Pisau. Di dalam tasku ada pisau – batin Galang sambil meraba tasnya. Terasa bilah senjata tajam berbentuk pipih tersebut. Tas tersebut diletakkan di atas pahanya, tidak terlihat oleh Erwan.
Sekilas terlintas pikiran untuk membunuh Erwan saat itu. Orang ini akan membocorkan rahasiaku – pikir Galang lagi.
“Saya tahu apa yang Anda pikirkan,” kata Erwan sambil tersenyum.
Galang terkejut. Yang benar saja! Refleks, dia menarik tangannya dari tas tersebut. Dia segera meletakkan tangannya di atas meja.
“Anda harus hati-hati, cermat dalam bertindak, dan waspada,” kata Erwan melanjutkan.

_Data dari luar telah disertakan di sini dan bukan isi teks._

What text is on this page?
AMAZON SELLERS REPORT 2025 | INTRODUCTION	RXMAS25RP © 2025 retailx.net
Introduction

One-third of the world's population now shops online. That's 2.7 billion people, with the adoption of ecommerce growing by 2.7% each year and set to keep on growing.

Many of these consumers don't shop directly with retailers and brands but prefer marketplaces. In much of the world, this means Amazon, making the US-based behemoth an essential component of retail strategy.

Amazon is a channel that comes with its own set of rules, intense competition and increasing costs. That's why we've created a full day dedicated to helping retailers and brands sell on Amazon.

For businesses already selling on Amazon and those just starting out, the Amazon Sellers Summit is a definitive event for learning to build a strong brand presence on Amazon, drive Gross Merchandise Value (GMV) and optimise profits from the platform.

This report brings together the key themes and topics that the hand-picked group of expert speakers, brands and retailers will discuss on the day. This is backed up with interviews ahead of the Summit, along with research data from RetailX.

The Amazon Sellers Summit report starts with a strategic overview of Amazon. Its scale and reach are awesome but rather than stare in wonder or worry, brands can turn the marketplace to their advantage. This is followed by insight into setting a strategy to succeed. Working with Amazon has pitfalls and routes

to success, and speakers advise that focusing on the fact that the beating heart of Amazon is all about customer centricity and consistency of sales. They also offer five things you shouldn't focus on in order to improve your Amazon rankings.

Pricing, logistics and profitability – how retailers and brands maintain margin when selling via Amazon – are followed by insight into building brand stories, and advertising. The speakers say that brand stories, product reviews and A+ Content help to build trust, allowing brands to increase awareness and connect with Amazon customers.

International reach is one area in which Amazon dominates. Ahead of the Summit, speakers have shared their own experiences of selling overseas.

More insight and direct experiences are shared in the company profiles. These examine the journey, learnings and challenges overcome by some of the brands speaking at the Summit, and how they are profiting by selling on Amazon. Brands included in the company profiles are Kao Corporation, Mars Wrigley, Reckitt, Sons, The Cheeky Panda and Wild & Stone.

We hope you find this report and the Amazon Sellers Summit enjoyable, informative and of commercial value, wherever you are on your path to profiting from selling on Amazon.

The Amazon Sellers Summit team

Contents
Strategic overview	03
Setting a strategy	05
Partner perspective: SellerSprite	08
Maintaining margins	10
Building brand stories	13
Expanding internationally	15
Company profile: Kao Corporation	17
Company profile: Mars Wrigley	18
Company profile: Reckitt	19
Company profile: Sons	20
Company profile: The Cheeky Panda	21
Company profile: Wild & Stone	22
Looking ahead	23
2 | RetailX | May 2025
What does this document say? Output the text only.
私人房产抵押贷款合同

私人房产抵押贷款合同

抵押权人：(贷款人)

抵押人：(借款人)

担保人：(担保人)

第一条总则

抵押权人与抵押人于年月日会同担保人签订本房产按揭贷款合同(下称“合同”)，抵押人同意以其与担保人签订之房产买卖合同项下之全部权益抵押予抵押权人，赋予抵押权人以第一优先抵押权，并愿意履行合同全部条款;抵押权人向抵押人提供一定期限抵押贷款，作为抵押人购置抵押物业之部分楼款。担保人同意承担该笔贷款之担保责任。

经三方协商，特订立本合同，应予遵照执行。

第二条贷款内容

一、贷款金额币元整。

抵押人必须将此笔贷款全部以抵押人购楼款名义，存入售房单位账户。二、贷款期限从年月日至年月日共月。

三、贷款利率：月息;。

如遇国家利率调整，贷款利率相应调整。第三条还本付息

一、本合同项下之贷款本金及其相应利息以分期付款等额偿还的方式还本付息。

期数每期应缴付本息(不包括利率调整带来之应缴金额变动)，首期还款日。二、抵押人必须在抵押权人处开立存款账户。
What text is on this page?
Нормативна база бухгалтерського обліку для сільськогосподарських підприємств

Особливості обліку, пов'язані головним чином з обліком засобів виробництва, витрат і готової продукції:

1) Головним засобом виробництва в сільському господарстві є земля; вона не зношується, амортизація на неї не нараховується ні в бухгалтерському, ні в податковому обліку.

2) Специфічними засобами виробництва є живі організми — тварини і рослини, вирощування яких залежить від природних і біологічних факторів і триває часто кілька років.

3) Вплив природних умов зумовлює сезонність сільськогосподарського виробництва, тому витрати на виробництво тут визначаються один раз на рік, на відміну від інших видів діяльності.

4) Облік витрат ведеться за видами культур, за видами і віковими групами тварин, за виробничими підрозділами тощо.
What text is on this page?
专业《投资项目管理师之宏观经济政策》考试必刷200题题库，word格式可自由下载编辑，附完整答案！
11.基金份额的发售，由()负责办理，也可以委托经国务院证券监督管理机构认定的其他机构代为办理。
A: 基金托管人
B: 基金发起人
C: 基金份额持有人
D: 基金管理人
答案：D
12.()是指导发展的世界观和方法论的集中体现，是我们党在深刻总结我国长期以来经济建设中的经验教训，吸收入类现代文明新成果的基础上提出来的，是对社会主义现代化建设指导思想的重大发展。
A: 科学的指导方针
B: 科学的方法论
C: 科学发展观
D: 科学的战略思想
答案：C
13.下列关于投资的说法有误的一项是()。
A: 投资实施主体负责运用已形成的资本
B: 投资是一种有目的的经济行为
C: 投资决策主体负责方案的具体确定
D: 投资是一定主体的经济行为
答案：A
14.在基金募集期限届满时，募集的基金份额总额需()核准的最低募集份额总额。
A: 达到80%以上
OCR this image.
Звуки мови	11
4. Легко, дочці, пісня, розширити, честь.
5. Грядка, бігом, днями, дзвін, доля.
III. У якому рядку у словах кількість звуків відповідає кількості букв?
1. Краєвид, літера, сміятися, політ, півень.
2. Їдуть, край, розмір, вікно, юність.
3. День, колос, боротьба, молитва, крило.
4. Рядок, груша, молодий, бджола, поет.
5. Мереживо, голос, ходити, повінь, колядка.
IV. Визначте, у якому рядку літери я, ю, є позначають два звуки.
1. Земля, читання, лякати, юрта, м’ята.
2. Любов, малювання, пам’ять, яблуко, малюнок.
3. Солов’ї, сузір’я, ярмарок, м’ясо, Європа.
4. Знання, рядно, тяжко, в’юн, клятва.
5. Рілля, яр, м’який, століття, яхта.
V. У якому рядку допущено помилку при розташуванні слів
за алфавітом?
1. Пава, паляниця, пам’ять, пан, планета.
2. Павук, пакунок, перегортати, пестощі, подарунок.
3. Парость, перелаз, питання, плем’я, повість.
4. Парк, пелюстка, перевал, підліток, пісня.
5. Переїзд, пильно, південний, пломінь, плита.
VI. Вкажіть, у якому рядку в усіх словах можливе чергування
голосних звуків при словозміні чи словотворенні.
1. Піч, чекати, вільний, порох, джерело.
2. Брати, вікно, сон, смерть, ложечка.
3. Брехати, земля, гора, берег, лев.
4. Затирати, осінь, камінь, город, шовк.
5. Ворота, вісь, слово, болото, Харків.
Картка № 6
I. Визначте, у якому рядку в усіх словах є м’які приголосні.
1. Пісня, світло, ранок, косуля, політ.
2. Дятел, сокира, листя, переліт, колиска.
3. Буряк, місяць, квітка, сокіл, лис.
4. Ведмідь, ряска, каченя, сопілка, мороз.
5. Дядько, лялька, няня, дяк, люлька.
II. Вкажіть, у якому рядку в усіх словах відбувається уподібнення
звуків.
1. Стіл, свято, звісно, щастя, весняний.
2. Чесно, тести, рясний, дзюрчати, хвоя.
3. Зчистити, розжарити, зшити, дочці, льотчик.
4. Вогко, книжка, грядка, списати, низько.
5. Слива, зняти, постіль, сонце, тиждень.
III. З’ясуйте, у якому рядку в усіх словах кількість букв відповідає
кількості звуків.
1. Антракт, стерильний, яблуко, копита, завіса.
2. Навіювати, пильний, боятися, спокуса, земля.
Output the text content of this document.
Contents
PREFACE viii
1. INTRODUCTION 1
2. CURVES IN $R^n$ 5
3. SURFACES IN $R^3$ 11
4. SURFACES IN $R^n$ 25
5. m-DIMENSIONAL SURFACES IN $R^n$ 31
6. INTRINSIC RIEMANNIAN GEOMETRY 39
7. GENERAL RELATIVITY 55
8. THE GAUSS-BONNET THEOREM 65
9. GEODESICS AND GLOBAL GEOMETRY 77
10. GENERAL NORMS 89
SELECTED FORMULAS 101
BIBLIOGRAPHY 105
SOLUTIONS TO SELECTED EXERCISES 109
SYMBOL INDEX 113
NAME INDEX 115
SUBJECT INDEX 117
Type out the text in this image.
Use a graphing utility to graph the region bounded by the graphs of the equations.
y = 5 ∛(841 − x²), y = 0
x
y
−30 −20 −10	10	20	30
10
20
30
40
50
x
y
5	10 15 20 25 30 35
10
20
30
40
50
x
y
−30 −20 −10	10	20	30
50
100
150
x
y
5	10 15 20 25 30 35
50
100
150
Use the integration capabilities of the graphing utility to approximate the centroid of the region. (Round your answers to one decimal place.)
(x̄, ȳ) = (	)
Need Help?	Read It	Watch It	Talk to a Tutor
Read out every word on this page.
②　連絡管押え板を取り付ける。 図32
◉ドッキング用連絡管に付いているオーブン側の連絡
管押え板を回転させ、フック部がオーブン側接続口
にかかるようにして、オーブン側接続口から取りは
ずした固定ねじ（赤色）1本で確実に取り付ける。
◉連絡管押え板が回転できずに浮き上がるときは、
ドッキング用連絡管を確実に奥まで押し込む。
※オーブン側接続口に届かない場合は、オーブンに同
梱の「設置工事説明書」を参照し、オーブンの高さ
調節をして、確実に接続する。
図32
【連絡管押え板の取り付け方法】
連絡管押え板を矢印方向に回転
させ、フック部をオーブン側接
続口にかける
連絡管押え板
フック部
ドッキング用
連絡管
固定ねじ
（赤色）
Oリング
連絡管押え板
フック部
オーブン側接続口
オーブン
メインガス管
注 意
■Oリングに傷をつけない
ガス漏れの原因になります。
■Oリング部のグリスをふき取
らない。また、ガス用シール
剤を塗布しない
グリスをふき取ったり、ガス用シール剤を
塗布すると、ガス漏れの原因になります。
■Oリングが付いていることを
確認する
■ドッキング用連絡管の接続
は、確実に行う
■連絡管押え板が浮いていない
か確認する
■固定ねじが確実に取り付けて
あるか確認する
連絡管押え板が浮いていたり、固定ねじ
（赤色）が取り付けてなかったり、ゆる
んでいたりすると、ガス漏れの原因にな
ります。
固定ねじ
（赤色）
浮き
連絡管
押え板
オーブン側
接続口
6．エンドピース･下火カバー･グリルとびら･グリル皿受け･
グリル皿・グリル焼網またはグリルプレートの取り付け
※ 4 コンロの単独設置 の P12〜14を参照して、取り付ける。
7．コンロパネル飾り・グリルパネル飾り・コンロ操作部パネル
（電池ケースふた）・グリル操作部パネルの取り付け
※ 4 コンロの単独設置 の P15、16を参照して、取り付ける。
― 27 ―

“Jangan turuti perasaan atau emosi. Gunakan akal sehat,” katanya lagi – dengan suara agak tegas.
Galang terdiam. Dia mengangguk. Dia tidak menyadari ada ketegasan yang tidak biasa dalam kata-kata Erwan barusan. Ketegasan yang terdengar seperti tantangan atau mengancam agar Galang mengurungkan niatnya.
********
Sore harinya.
Mal tempat Erwan membuka praktik konsultasi sudah mulai sepi. Banyak toko yang sudah tutup. Erwan juga sudah menutup ruang praktiknya yang terletak di lantai 3 – lantai paling atas.
Dia lalu bergegas menuju lift. Ada janji dengan Hertandi – rekan sesama “paranormal”.
Erwan sering tertawa kalau mengingat sebutan paranormal itu. Apanya yang paranormal? Dia hanya merasa mempunyai bakat untuk ‘memahami’ apa yang digambarkan di telapak tangan orang. Itu saja. Erwan tidak mampu melihat hal-hal gaib atau memprediksi kejadian luar biasa yang akan terjadi di masa depan. Kalau bisa, tentu dia sudah kaya raya sekarang. Makanya, dia menolak disebut paranormal.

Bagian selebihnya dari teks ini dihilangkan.